C’est que l’intérêt de celui-ci réside essentiellement dans la portée historique de l’Anthropocène ; et en fait par la même un merveilleux complément aux ouvrages tels que Pensez l’Anthropocène et Atlas de l’Anthropocène. Devant sa télévision ou son ordinateur (purs produits de l’Anthropocène!), on assiste en accéléré à l’implacable marche de l’Histoire sur les 200 dernières années ; on assiste impuissant aux choix passés, aux choix politiques, scientifiques, industriels et collectifs qui nous acculent aujourd’hui face à un mur qui semble infranchissable ; on assiste incrédule aux grandes manifestations contre la voiture en ville dans les Etats-Unis des années 30, contre le rachat et l’abandon des lignes de tramway par un consortium industrialo-mafieux ; on assiste éberlué au discours du président Carter, à la fin des années 70, sur l’urgence de mettre un frein au système consumériste qui détruit la planète et qui ne rend pas les humains plus heureux ; on assiste en fait pendant 1h30 à une succession de « solutions » technologiques et sociales nourrissant trop souvent en retour plus de problèmes qu’initialement… jusqu’à la conclusion qui interroge les « solutions » contemporaines, autrement dit les révolutions électriques et numériques.

C’est la question que je me pose souvent quand j’entends l’immense majorité des politiques et des industriels « vendre » la voiture électrique ou la dématérialisation (télétravail, applis en tout genre, etc.) comme les clefs miraculeuses d’un avenir plus vert : très dévoreuses de matériaux rares et d’énergie, ces nouvelles technologies ne sont-elles tout simplement pas la nouvelle chimère de notre siècle, la croyance renouvelée dans une croissance infinie et porteuse d’un progrès non raisonné ? Une croyance qui dure depuis 200 ans… une croyance me faisant penser que nous ne tirons pas les bonnes leçons de l’Histoire, que nous n’apprenons pas à nous débarrasser de notre rapport problématique avec le paradis terrestre qui nous accueille !

 

« L’homme a mangé la Terre ». Non, en réalité, l’homme mange la Terre et va continuer à la manger.
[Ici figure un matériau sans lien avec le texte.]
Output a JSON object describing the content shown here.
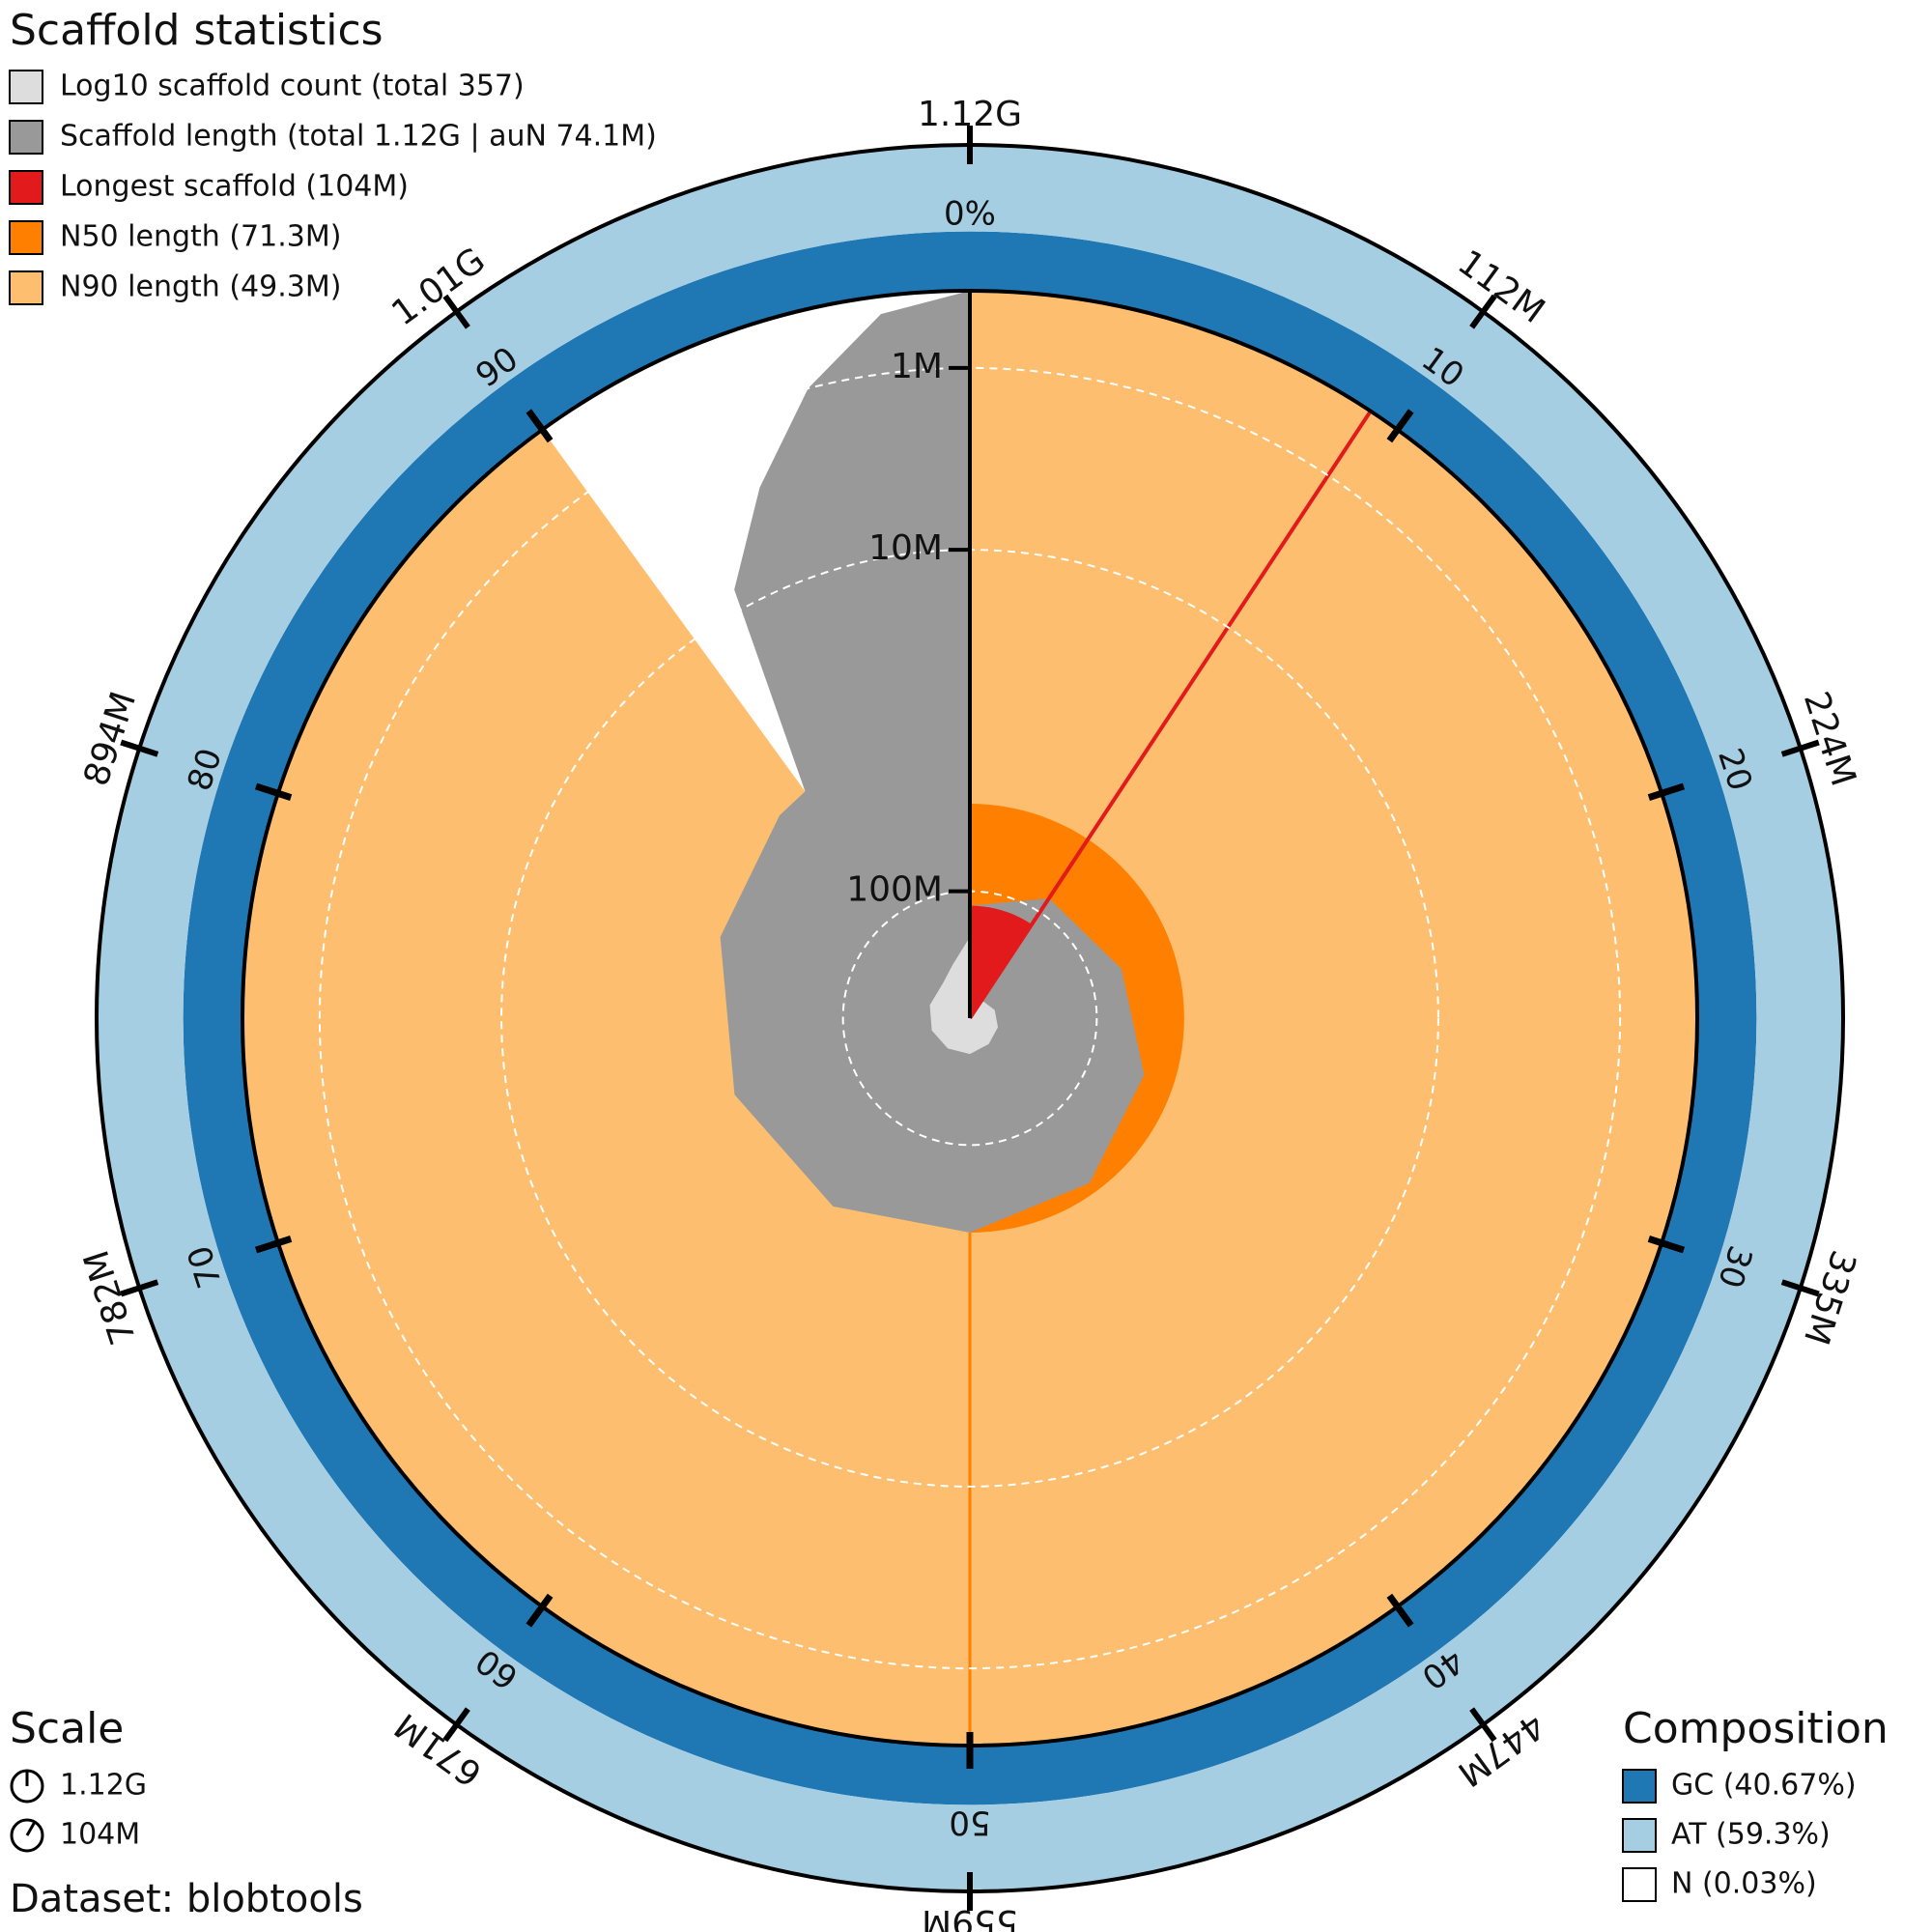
{
  "chart_data": {
    "type": "snail",
    "title": "Scaffold statistics",
    "legend": [
      {
        "label": "Log10 scaffold count (total 357)",
        "color": "#dddddd"
      },
      {
        "label": "Scaffold length (total 1.12G | auN 74.1M)",
        "color": "#999999"
      },
      {
        "label": "Longest scaffold (104M)",
        "color": "#e31a1c"
      },
      {
        "label": "N50 length (71.3M)",
        "color": "#ff7f00"
      },
      {
        "label": "N90 length (49.3M)",
        "color": "#fdbf6f"
      }
    ],
    "total_length": 1120000000,
    "scaffold_count": 357,
    "longest": 104000000,
    "n50": 71300000,
    "n90": 49300000,
    "xlim": [
      0,
      100
    ],
    "xticks": [
      {
        "value": 0,
        "label": "1.12G"
      },
      {
        "value": 10,
        "label": "112M"
      },
      {
        "value": 20,
        "label": "224M"
      },
      {
        "value": 30,
        "label": "335M"
      },
      {
        "value": 40,
        "label": "447M"
      },
      {
        "value": 50,
        "label": "559M"
      },
      {
        "value": 60,
        "label": "671M"
      },
      {
        "value": 70,
        "label": "782M"
      },
      {
        "value": 80,
        "label": "894M"
      },
      {
        "value": 90,
        "label": "1.01G"
      }
    ],
    "inner_ticks": [
      {
        "value": 0,
        "label": "0%"
      },
      10,
      20,
      30,
      40,
      50,
      60,
      70,
      80,
      90
    ],
    "rlim": [
      120000000,
      300000
    ],
    "log_scale": true,
    "rticks": [
      {
        "value": 1000000,
        "label": "1M"
      },
      {
        "value": 10000000,
        "label": "10M"
      },
      {
        "value": 100000000,
        "label": "100M"
      }
    ],
    "length_curve": {
      "color": "#999999",
      "x": [
        0,
        9.3,
        20,
        30,
        40,
        50,
        60,
        70,
        80,
        88,
        90,
        92,
        94,
        96,
        98,
        100
      ],
      "values": [
        104000000,
        95000000,
        90000000,
        82000000,
        75000000,
        71300000,
        65000000,
        60000000,
        55000000,
        50000000,
        49300000,
        8000000,
        3000000,
        1000000,
        400000,
        300000
      ]
    },
    "count_curve": {
      "color": "#dddddd",
      "x": [
        0,
        10,
        20,
        30,
        40,
        50,
        60,
        70,
        80,
        90,
        95,
        100
      ],
      "values": [
        1,
        2,
        3,
        4,
        5,
        7,
        8,
        10,
        12,
        15,
        40,
        357
      ]
    },
    "composition": {
      "title": "Composition",
      "items": [
        {
          "label": "GC (40.67%)",
          "value": 40.67,
          "color": "#1f78b4"
        },
        {
          "label": "AT (59.3%)",
          "value": 59.3,
          "color": "#a6cee3"
        },
        {
          "label": "N (0.03%)",
          "value": 0.03,
          "color": "#ffffff"
        }
      ]
    },
    "scale": {
      "title": "Scale",
      "items": [
        "1.12G",
        "104M"
      ]
    },
    "dataset": "Dataset: blobtools"
  }
}
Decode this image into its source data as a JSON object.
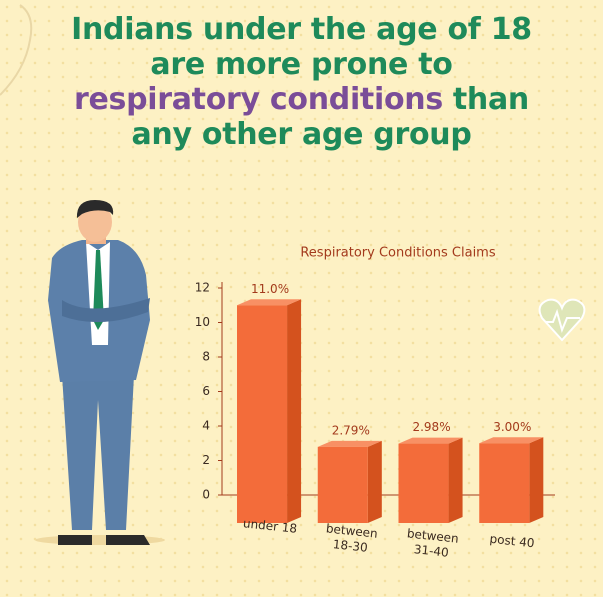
{
  "chart_data": {
    "type": "bar",
    "headline": [
      [
        {
          "text": "Indians under the age of 18",
          "color": "#1e8a5a"
        }
      ],
      [
        {
          "text": "are more prone to",
          "color": "#1e8a5a"
        }
      ],
      [
        {
          "text": "respiratory conditions",
          "color": "#7a4d98"
        },
        {
          "text": "than",
          "color": "#1e8a5a"
        }
      ],
      [
        {
          "text": "any other age group",
          "color": "#1e8a5a"
        }
      ]
    ],
    "title": "Respiratory Conditions Claims",
    "categories": [
      "under 18",
      "between 18-30",
      "between 31-40",
      "post 40"
    ],
    "values": [
      11.0,
      2.79,
      2.98,
      3.0
    ],
    "value_labels": [
      "11.0%",
      "2.79%",
      "2.98%",
      "3.00%"
    ],
    "color": "#f36c3a",
    "ylim": [
      0,
      12
    ],
    "yticks": [
      0,
      2,
      4,
      6,
      8,
      10,
      12
    ]
  }
}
Comment pourrait-il en être autrement quand on voit que même une crise d’une ampleur inédite comme celle du Covid ne débouche sur aucune remise en cause profonde de notre mode d’existence ?

Désolé pour le pessimisme… Mais il reste encore à espérer que l’homme ne mangera pas la Terre pour de bon, qu’il laissera quelques miettes aux générations futures et aux autres êtres vivants… et que de ces quelques miettes, dans quelques décennies, renaîtra un monde plus juste pour toutes les formes de vie.

 

Maxime Lelièvre

Et pour d'autres zestes de sauvage, culture et voyage...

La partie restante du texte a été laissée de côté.